The result: Even before the onset of puberty, the children in the study showed altered neuronal activity in the hypothalamus when exposed to pheromone-like substances, beginning when they left infancy at the age of 6, i.e., when they had not yet been exposed to sex hormones. In the course of the study, they also found that the changes in the brain only become apparent with the onset of puberty. This means that even if transgender seven-year-olds have a sense of sex hormones, this is not yet reflected in the identified activity pattern in the brain.
As all the studies together suggest, puberty plays a crucial role in the sexual differentiation of the brain. However, all these measurements do not provide any information about how individuals perceive themselves and where gender identity is located in the brain. The latter usually corresponds to the sex assigned at birth. This is not the case for transsexuals. Which neural circuits are responsible for this discrepancy?
We wanted to explore this question further. To do this, we photographed the bodies of trans and cis people and then manipulated the photos with an image editing program. That is, we removed hands, feet, and the head, and in several stages made the body a little more masculine or a little more feminine. We then had the subjects look at the altered photos of their own bodies and measured their brain activity. As expected, the trans subjects were pleased with the change in their bodies to the opposite sex, which was reflected in increased activity of the hippocampus (the brain’s reward center) and increased release of dopamine (the so-called happiness hormone).
In general, then, when a person looks at images with which he or she can identify, activity increases in neural networks commonly involved in self-concept processing – including, for example, the dorsolateral cortex. This is true for all people. However, these brain regions do not become more excited when looking at the other body shapes. Thus, gender identity is anchored in the brain structures responsible for self-concept.

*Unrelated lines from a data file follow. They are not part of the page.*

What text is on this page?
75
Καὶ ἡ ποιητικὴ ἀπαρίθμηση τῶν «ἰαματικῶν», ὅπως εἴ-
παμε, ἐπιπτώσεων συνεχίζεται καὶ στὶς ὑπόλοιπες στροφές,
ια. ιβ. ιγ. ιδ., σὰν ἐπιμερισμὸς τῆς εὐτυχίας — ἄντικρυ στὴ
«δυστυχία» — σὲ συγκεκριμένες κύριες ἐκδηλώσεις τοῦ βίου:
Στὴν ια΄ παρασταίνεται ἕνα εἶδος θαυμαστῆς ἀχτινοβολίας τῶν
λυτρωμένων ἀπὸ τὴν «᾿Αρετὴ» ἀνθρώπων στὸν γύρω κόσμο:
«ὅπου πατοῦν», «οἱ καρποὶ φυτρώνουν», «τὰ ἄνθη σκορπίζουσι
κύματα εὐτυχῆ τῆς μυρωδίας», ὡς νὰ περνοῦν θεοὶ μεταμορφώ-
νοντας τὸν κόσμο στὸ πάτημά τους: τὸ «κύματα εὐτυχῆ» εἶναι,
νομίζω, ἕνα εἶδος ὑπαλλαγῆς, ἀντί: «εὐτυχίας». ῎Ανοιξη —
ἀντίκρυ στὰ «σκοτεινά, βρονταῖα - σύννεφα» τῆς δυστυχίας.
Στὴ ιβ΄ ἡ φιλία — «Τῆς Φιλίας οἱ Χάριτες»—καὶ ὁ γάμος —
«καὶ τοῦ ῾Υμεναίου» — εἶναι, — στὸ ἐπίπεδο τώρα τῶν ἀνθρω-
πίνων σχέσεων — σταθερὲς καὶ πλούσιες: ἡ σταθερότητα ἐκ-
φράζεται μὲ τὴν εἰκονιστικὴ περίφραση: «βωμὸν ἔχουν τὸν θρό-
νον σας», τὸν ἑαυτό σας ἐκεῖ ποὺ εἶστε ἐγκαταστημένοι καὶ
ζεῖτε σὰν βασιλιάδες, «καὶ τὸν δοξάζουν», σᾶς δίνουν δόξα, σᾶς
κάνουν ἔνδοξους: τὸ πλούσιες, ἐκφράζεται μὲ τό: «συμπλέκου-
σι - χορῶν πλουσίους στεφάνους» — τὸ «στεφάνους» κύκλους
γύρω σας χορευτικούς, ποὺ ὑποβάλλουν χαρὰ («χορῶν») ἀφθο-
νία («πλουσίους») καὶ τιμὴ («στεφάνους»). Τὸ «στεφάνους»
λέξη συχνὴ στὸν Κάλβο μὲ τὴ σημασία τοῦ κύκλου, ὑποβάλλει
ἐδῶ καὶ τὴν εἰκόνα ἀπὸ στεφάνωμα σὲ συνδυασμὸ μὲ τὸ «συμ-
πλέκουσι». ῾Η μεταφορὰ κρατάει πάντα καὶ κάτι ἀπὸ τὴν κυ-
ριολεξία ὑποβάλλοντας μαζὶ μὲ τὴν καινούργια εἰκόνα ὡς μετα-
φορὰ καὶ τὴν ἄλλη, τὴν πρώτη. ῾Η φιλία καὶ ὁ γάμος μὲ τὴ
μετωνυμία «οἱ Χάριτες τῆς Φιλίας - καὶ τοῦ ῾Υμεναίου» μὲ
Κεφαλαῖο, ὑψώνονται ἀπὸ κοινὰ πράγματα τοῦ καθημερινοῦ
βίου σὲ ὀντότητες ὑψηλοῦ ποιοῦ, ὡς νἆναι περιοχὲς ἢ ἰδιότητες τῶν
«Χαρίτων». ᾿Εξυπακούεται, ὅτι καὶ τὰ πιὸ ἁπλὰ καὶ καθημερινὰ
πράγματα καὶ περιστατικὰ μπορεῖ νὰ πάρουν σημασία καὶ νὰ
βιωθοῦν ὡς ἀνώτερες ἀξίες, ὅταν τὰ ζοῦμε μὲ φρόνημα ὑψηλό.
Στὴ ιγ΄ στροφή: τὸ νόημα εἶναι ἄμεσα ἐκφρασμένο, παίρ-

But back to the original question, which is: Does someone who is born male but identifies as female (and vice versa) now have a more masculine or a more feminine brain? Based on our now numerous studies in this area, we have to answer neither. Rather, transgender people have a distinct brain phenotype that, depending on brain regions and developmental influences, is more like that of one sex or the other.
There are some mental illnesses that affect women and men differently. For example, women are more likely to suffer from depression and anxiety, while men are more prone to alcohol abuse and behavioral problems. The causes are largely (still) unknown, but they are mostly due to divergent and deviating brain functions, and here in particular to neurotransmitter systems. So far, we do not know how transpersons fit into this dual risk profile, or even how to create a third one. With this knowledge (and that resulting from the following studies) we can better interpret early symptoms and take timely preventive measures.
Previous studies have mainly focused on trans people who clearly identify as either male or female. However, this need not be clear. Gender-diverse people who either have secondary characteristics of both sexes (e.g. an XY chromosome pair, but ovaries instead) or who do not identify with the binary gender system of the Western world are left behind and not included. This must change.